Исключительно желающим почитать о том, как действует современная западная пропаганда, исподволь вербуя в свои ряды, известных деятелей искусства и литературы. Ссылка на книгу для прочтения в онлайн и на скачивание прилагается ниже.
http://padaread.com/?book=55560&pg=1
Лучший способ вести пропаганду —
это никогда не выглядеть ведущим пропаганду
Ричард Кроссман (Richard Crossman)
В разгар холодной войны правительство США вложило громадные
средства в секретную программу культурной пропаганды в Западной Европе.
Центральным аспектом программы было распространение утверждения о том,
что ее не существует. Руководство пропагандой осуществлялось в обстановке
строжайшей секретности Центральным разведывательным управлением.
Средоточием этой тайной кампании являлся Конгресс за свободу культуры,
который с 1950 по 1967 год возглавлял агент ЦРУ Майкл Джоссельсон (Michael
Josselson). Его достижения, несмотря на непродолжительное время
существования, были весьма значительны. На пике своей активности Конгресс за
свободу культуры имел отделения в 35 странах, его персонал насчитывал десятки
работников, он издавал более 20 престижных журналов, владел новостными
и телевизионными службами, организовывал престижные международные
конференции, выступления музыкантов и выставки художников, награждал
их призами. Его задачей было отвлечь интеллигенцию Западной Европы от
затянувшегося увлечения марксизмом и коммунизмом и привести ее к
воззрениям, более подходящим для принятия «американского образа жизни».

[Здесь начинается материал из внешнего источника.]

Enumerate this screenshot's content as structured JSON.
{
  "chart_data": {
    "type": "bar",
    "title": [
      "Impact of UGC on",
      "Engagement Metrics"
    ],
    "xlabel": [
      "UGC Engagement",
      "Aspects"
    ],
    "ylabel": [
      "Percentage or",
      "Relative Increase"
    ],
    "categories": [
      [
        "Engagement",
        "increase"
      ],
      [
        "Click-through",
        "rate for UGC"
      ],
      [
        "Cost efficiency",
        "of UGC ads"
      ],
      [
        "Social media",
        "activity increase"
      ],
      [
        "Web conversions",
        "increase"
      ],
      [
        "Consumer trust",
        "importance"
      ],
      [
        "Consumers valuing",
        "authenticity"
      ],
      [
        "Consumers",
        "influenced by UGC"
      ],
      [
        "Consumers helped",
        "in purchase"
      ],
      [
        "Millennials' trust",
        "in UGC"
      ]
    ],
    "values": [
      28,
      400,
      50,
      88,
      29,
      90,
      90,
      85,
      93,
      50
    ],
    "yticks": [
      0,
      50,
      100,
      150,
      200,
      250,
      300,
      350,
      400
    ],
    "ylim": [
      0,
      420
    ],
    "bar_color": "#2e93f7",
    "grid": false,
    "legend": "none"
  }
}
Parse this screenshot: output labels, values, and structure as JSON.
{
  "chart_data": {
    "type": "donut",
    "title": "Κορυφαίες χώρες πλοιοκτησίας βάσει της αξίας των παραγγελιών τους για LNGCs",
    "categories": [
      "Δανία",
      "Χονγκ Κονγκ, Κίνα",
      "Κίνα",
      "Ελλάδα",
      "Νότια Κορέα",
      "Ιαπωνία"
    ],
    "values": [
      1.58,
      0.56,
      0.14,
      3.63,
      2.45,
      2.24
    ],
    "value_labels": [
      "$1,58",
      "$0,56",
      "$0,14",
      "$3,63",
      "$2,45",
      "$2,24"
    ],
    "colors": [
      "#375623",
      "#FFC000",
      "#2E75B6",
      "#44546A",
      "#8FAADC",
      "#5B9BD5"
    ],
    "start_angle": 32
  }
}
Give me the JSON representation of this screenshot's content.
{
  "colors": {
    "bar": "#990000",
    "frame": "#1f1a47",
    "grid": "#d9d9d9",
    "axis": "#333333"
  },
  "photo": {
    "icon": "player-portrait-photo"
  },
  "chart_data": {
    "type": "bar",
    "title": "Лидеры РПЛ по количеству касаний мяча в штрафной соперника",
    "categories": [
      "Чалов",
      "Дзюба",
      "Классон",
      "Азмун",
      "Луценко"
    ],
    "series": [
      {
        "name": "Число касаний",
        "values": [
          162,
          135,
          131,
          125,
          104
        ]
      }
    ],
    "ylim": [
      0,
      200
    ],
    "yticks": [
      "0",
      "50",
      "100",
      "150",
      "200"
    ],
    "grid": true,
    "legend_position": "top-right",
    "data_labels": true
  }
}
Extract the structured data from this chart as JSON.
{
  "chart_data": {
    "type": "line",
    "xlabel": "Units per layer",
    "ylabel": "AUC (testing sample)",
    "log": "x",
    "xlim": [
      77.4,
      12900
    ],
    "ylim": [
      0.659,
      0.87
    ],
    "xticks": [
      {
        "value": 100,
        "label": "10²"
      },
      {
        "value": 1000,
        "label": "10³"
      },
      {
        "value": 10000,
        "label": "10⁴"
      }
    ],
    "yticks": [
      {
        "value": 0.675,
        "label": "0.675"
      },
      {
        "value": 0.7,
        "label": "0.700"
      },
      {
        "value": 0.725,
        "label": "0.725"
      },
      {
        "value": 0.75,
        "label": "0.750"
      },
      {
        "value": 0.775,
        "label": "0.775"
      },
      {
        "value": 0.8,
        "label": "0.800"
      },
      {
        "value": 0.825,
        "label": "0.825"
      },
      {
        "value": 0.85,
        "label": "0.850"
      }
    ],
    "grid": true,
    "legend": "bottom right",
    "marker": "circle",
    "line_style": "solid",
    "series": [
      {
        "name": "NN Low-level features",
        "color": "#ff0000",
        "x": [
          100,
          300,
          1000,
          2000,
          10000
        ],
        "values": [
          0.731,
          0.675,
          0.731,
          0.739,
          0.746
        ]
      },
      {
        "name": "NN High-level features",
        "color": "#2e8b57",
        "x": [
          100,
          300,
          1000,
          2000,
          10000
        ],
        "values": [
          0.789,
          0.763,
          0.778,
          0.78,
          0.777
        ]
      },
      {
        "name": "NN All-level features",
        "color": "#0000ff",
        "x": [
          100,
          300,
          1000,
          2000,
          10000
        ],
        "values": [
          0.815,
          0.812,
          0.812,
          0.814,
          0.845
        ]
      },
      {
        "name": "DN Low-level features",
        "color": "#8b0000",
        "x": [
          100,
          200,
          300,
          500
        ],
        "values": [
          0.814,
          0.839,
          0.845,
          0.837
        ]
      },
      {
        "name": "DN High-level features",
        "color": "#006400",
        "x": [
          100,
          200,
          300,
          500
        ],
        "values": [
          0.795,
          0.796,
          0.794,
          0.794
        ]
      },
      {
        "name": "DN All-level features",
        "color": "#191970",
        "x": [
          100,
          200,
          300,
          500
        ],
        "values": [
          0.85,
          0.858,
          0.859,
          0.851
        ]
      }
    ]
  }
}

Привлекая обширное и очень влиятельное сообщество интеллектуалов,
политических стратегов, корпоративной элиты, а также старые
университетские связи «Лиги плюща» (Ivy League; общее название для самых старых и
престижных университетов США. — Прим. ред.), это начинание ЦРУ
стартовало в 1947 году с создания консорциума, чья двойная задача состояла в том,
чтобы привить мир от коммунистической заразы и облегчить продвижение
интересов американской внешней политики за рубежом. Результатом стало
создание сплоченного сообщества людей, работавших рука об руку с ЦРУ для
распространения одной идеи: мир нуждается в Pax Americana (американский
мир, мир по американскому образцу. — Прим. ред.), новой эпохе Просвещения,
которая могла бы называться «американским веком».
5
Созданный ЦРУ консорциум, состоявший из тех, кого Генри
Киссинджер (Henry Kissinger) характеризовал как «аристократию, посвятившую
себя служению нации на основе принципа беспристрастности», являлся
скрытным оружием Америки в холодной войне, применение которого имело
обширные последствия. Нравилось им это или нет, знали они об этом или
нет — в послевоенной Европе оставалось совсем немного писателей, поэтов,
художников, историков, ученых и критиков, чьи имена не были бы связаны с
этим тайным предприятием. Никем не оспариваемая, так и не обнаруженная
в течение более чем 20 лет, американская разведка управляла изощренным,
надежно обеспеченным культурным фронтом на Западе, рады Запада, под
предлогом свободы выражения. Определяя холодную войну как «битву
за человеческие умы», она запаслась обширным арсеналом культурного
оружия: журналами, книгами, конференциями, семинарами, выставками,
концертами, премиями.
Среди членов консорциума была смешанная группа бывших радикалов и
левых интеллектуалов, чья вера в марксизм и коммунизм оказалась подорвана
свидетельствами о сталинском тоталитаризме. Берущее начало в «розовом
десятилетии» 1930-х годов, оплаканном Артуром Кёстлером (Arthur Koestler)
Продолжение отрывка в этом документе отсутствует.